Menelusuri Jejak Kekhalifahan Islam di Inggris

Ilustrasi Ilustrasi

Muslimahdaily - Pembukaan Islam di Barat memang tak pernah mencapai utara Eropa. Namun di negara Inggris, Islam pernah bersemai dan menarik perhatian masyarakat setempat.

Tak ada jejak peninggalan kecuali sebuah masjid tua di Inggris. Jangan pula bayangkan ada istana ataupun taman-taman kekhalifahan. Hanyalah ada seorang Inggris yang diangkat sebagai pemimpin ataupun Khalifah di kepulauan Britania Raya kala itu. Beliau adalah William Henry Quilliam.

Pada tahun 1894, Quilliam diangkat sebagai pemimpin muslim di Inggris oleh Khalifah Turki Utsmani, Sultan Abdul Hamid II. Ia pun mendapat gelar Syaikhul Islam. Kepemimpinannya pula diakui oleh Shah Persia dan Emir Afganistan kala itu.

Pengangkatan tersebut bukanlah tanpa sebab. Quilliam lah sosok dibalik penyebaran Islam kali pertama di Inggris. Sebuah institusi Muslim didirikannya di Kota Liverpool pada tahun 1889. Dari sana lah kemudian dakwah Islam tersebar dan secara perlahan dapat diterima warga sekitar.
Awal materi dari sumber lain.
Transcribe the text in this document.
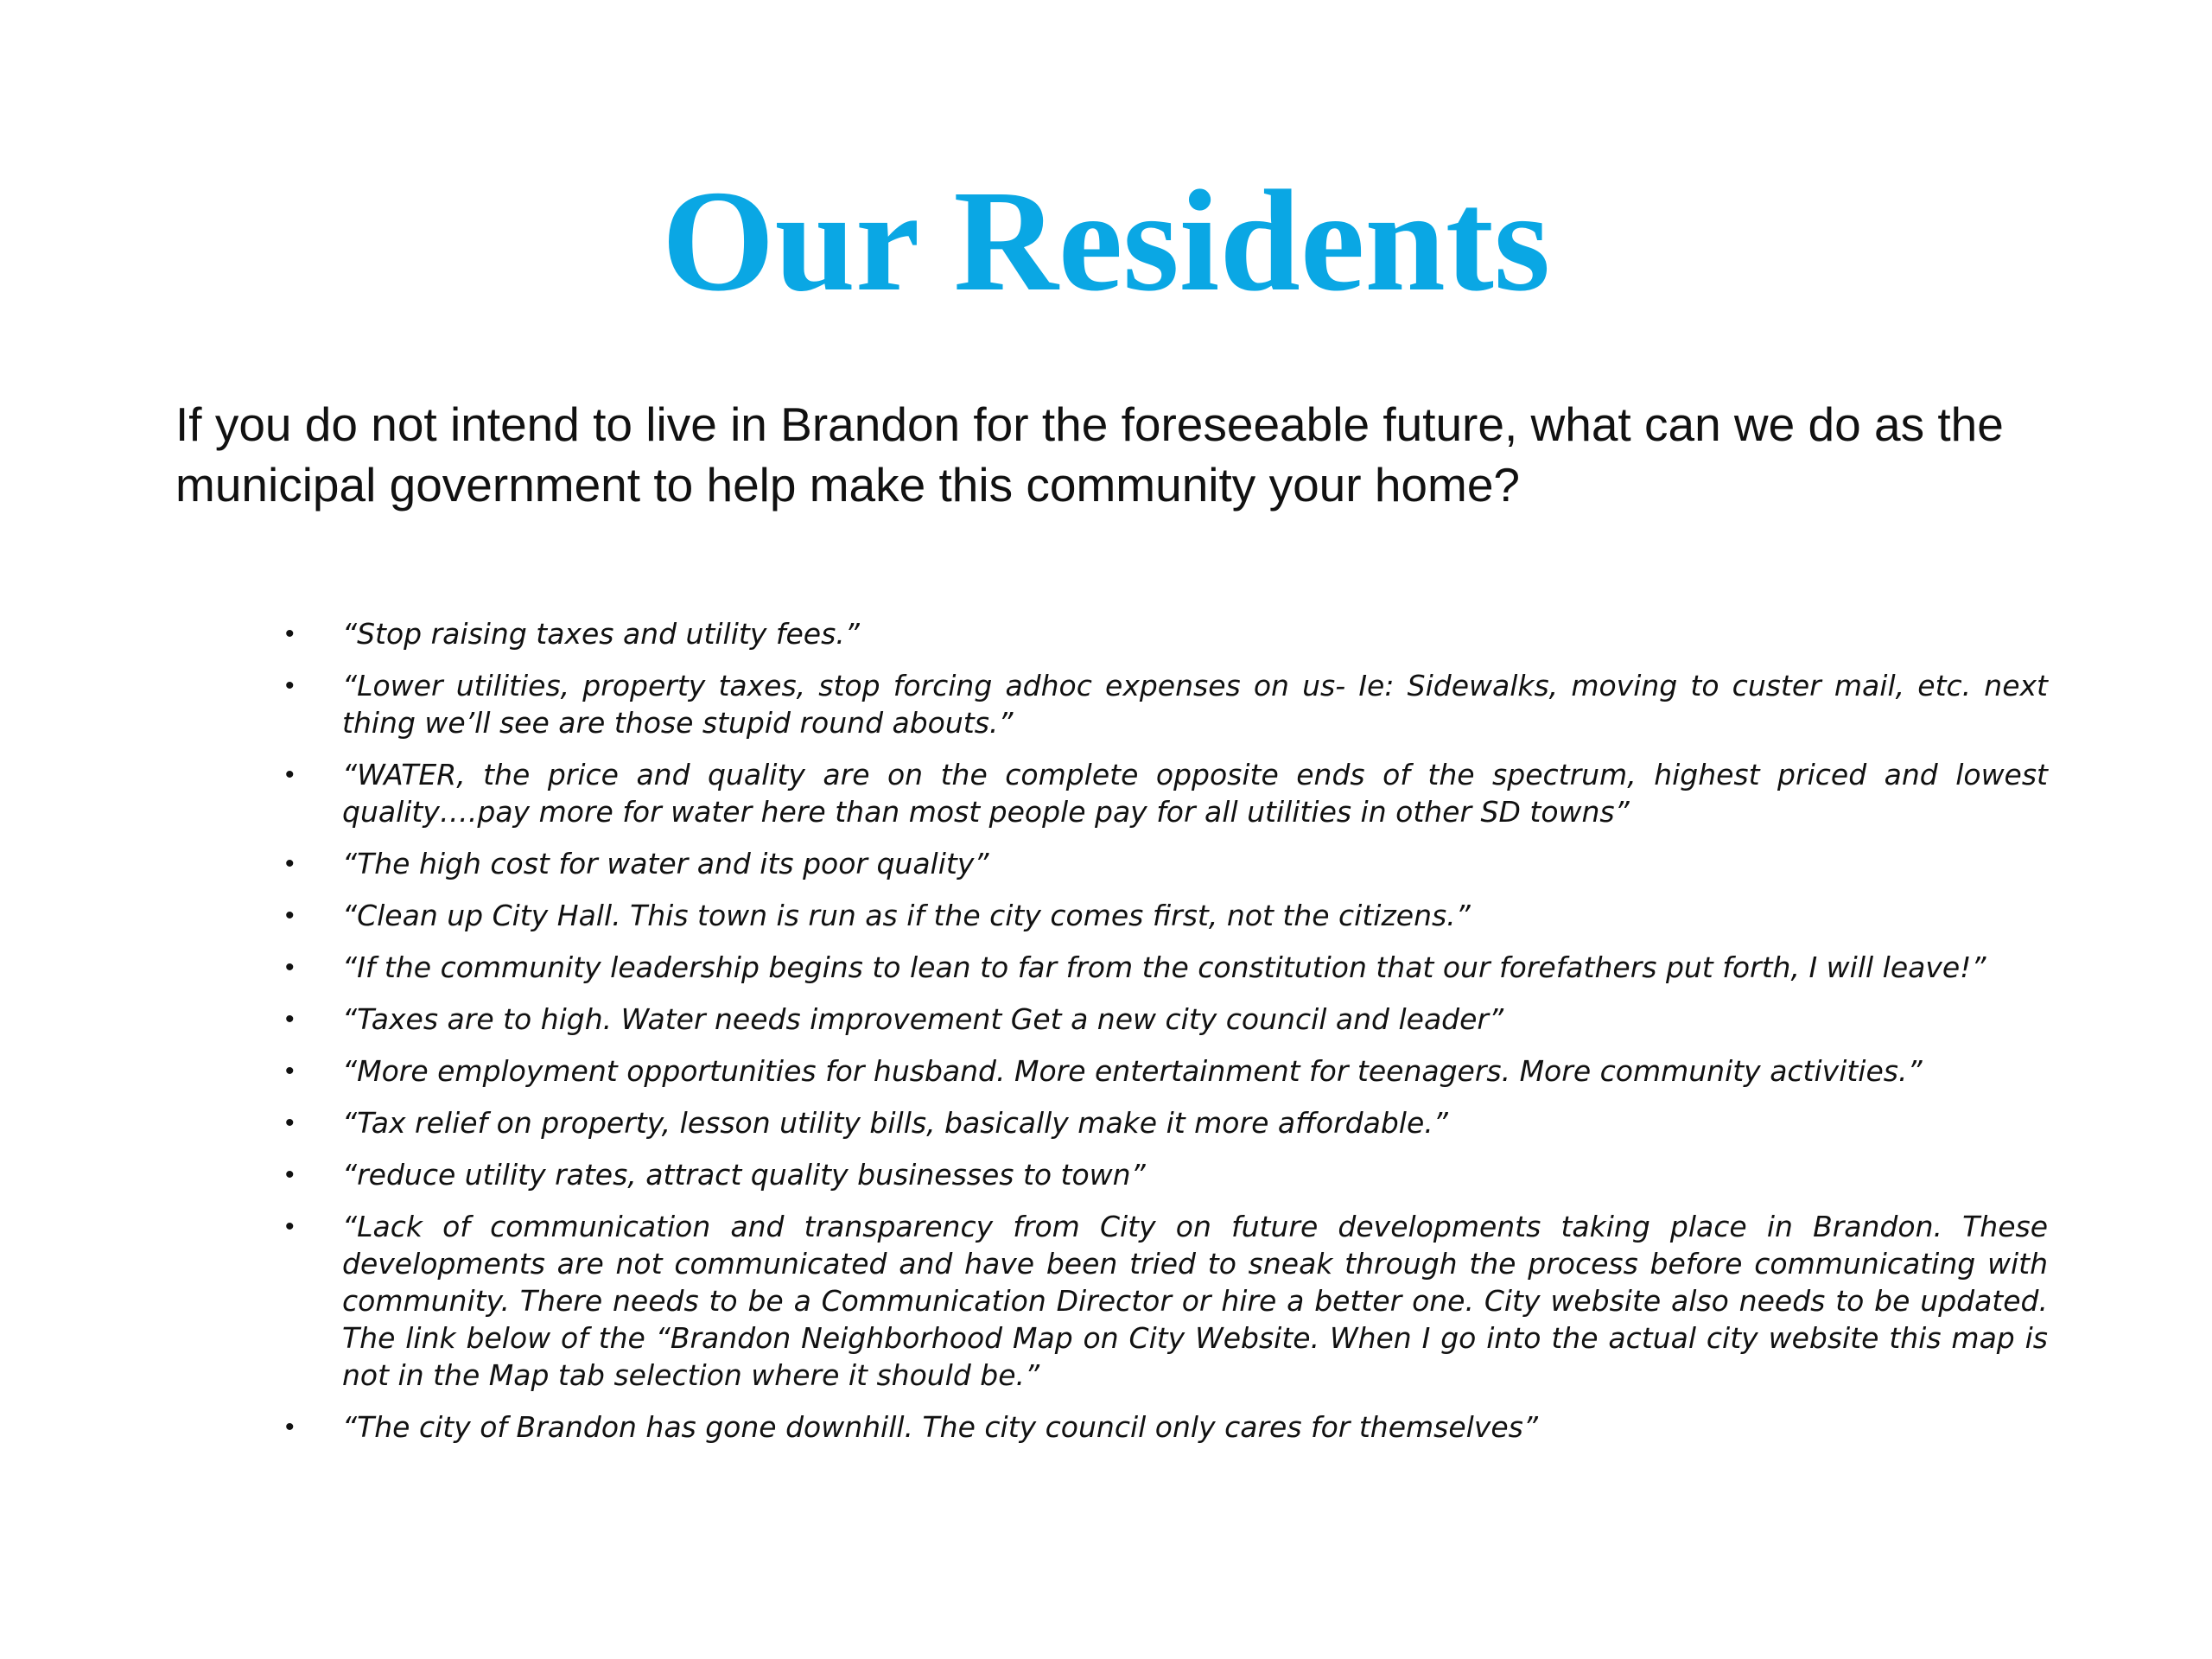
Our Residents

If you do not intend to live in Brandon for the foreseeable future, what can we do as the municipal government to help make this community your home?

• “Stop raising taxes and utility fees.”
• “Lower utilities, property taxes, stop forcing adhoc expenses on us- Ie: Sidewalks, moving to custer mail, etc. next thing we’ll see are those stupid round abouts.”
• “WATER, the price and quality are on the complete opposite ends of the spectrum, highest priced and lowest quality….pay more for water here than most people pay for all utilities in other SD towns”
• “The high cost for water and its poor quality”
• “Clean up City Hall. This town is run as if the city comes first, not the citizens.”
• “If the community leadership begins to lean to far from the constitution that our forefathers put forth, I will leave!”
• “Taxes are to high. Water needs improvement Get a new city council and leader”
• “More employment opportunities for husband. More entertainment for teenagers. More community activities.”
• “Tax relief on property, lesson utility bills, basically make it more affordable.”
• “reduce utility rates, attract quality businesses to town”
• “Lack of communication and transparency from City on future developments taking place in Brandon. These developments are not communicated and have been tried to sneak through the process before communicating with community. There needs to be a Communication Director or hire a better one. City website also needs to be updated. The link below of the “Brandon Neighborhood Map on City Website. When I go into the actual city website this map is not in the Map tab selection where it should be.”
• “The city of Brandon has gone downhill. The city council only cares for themselves”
Sedikitnya 200 orang kemudian tertarik dan memeluk agama rahmatan lil alamin ini.

Tak cukup membuat institusi yang kemudian menjadi masjid tersebut, Quilliam membuat sebuah media agar dakwah Islam makin tersohor ke seluruh pelosok Inggris. Media tersebut menjadi pelopor jurnalisme berbasis Islam di Inggris. Berhasil, 600 orang dari beragam wilayah Inggris kemudian jatuh cinta pada ajaran Rasulullah.
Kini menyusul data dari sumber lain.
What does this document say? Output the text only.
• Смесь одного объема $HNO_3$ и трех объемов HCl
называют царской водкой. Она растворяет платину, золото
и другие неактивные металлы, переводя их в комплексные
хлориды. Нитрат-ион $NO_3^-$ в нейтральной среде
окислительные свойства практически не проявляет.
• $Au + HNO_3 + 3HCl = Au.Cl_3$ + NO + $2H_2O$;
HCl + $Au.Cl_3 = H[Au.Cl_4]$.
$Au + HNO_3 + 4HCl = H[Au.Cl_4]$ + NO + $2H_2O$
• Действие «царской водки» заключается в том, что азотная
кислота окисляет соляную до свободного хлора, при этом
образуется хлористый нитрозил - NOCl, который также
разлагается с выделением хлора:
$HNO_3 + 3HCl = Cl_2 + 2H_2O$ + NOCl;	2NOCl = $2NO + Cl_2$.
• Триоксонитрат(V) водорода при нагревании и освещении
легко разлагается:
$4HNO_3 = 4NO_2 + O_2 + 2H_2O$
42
Islam di daratan Inggris makin memiliki nama. Sebelum adanya institusi di Liverpool, agama Islam dikenal di Inggris sebagai agama Syaitan. Orang-orang membencinya bahkan sebelum mengenal lebih dekat ajaran agama ini. Mereka melempari masjid dan sang pemimpin, Quilliam, dengan batu karena kebencian terhadap Islam yang makin berkembang.

Quilliam pun kemudian berdakwah dengan menjelaskan agama Islam secara rasional. Dakwah tersebut diterima dengan baik karena masyarakat Inggris kala itu sangat mementingkan akal. Islam pun hadir yang dapat menjawab pikiran-pikiran mereka.
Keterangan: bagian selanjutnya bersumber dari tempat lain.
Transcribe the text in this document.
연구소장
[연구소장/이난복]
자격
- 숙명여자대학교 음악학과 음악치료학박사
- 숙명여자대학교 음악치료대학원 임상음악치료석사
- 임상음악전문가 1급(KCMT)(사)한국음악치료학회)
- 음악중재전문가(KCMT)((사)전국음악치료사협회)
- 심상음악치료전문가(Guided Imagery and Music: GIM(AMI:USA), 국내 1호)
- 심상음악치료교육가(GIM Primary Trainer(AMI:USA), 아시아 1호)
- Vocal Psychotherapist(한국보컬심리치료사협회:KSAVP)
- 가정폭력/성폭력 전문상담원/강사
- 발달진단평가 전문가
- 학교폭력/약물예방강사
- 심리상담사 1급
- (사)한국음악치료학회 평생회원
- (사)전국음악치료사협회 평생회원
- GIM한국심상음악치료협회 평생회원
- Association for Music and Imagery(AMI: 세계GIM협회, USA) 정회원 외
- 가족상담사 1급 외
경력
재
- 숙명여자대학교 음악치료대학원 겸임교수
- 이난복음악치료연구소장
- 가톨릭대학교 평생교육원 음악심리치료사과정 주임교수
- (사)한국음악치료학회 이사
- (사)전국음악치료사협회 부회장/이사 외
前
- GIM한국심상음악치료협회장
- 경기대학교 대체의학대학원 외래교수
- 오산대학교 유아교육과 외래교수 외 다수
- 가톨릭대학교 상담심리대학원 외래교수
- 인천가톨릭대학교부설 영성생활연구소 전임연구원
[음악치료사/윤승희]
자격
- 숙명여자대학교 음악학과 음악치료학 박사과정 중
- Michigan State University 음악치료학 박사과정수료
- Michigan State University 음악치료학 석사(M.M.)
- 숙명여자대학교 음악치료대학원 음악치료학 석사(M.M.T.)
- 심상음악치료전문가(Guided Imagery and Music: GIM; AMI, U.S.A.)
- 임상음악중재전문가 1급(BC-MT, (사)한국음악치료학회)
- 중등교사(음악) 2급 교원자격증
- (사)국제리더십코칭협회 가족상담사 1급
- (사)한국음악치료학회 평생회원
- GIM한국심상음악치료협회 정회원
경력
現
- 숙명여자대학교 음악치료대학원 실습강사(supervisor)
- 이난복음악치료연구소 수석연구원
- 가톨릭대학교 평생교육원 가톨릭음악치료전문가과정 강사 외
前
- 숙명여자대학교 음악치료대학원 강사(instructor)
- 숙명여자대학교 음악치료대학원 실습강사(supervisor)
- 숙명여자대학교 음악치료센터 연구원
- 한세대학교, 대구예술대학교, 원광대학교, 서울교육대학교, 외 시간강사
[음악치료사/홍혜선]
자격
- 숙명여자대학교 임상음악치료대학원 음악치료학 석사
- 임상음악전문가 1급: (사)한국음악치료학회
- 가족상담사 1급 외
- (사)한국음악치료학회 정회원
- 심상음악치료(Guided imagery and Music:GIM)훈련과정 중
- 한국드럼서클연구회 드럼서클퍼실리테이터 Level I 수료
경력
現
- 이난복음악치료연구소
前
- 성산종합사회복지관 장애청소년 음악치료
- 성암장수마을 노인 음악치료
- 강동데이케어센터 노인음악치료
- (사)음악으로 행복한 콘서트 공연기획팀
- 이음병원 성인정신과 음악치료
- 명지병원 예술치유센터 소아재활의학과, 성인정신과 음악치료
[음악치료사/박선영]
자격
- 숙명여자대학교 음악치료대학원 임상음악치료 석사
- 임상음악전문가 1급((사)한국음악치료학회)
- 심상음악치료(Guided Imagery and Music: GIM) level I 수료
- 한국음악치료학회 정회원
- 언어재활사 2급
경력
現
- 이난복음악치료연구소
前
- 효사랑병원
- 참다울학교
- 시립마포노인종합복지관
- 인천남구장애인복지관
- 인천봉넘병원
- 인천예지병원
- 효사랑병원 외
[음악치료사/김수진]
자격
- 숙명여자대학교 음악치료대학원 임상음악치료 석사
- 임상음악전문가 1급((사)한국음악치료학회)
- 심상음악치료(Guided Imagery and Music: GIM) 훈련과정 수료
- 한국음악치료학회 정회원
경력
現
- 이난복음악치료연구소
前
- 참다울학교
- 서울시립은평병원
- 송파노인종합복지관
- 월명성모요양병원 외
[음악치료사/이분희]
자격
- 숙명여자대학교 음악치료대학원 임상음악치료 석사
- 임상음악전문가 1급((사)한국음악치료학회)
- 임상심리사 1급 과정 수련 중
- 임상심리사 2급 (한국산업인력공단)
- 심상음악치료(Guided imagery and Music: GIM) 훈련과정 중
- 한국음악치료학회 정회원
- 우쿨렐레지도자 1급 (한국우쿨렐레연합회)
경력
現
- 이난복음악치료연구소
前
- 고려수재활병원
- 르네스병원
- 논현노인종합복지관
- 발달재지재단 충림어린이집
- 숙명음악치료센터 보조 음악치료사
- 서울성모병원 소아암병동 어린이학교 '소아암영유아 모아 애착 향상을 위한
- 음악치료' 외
Namun tentu tak semua orang menyambut dakwah Islam dengan hati terbuka. Mereka yang berhati batu terus saja merongrong institusi, masjid, Quilliam dan seluruh muslimin Inggris. Kemarahan dan kebencian terus bergulir. Menjawab tantangan tersebut, muslimin kemudian mencurahkan isi hati melalui media Islam yang dibuat Quilliam.

Hingga ketika pertentangan dan permusuhan para pembenci syariat makin memuncak, muslimin Inggris pun berkumpul dan membuat sebuah petisi. Petisi tersebut ditujukan langsung kepada Ratu Victoria. Petisi itu pun kemudian mendapat perhatian besar pihak kerajaan Inggris.

Kondisi muslimin makin membaik. Pilihan mereka memilih jalan lurus mulai dihormati. Apalagi setelah sang pemimpin menerbitkan sebuah buku bertajuk Faith of Islam yang mampu memublikasikan agama akhir zaman ini menjadi familiar di telinga masyarakat Inggris.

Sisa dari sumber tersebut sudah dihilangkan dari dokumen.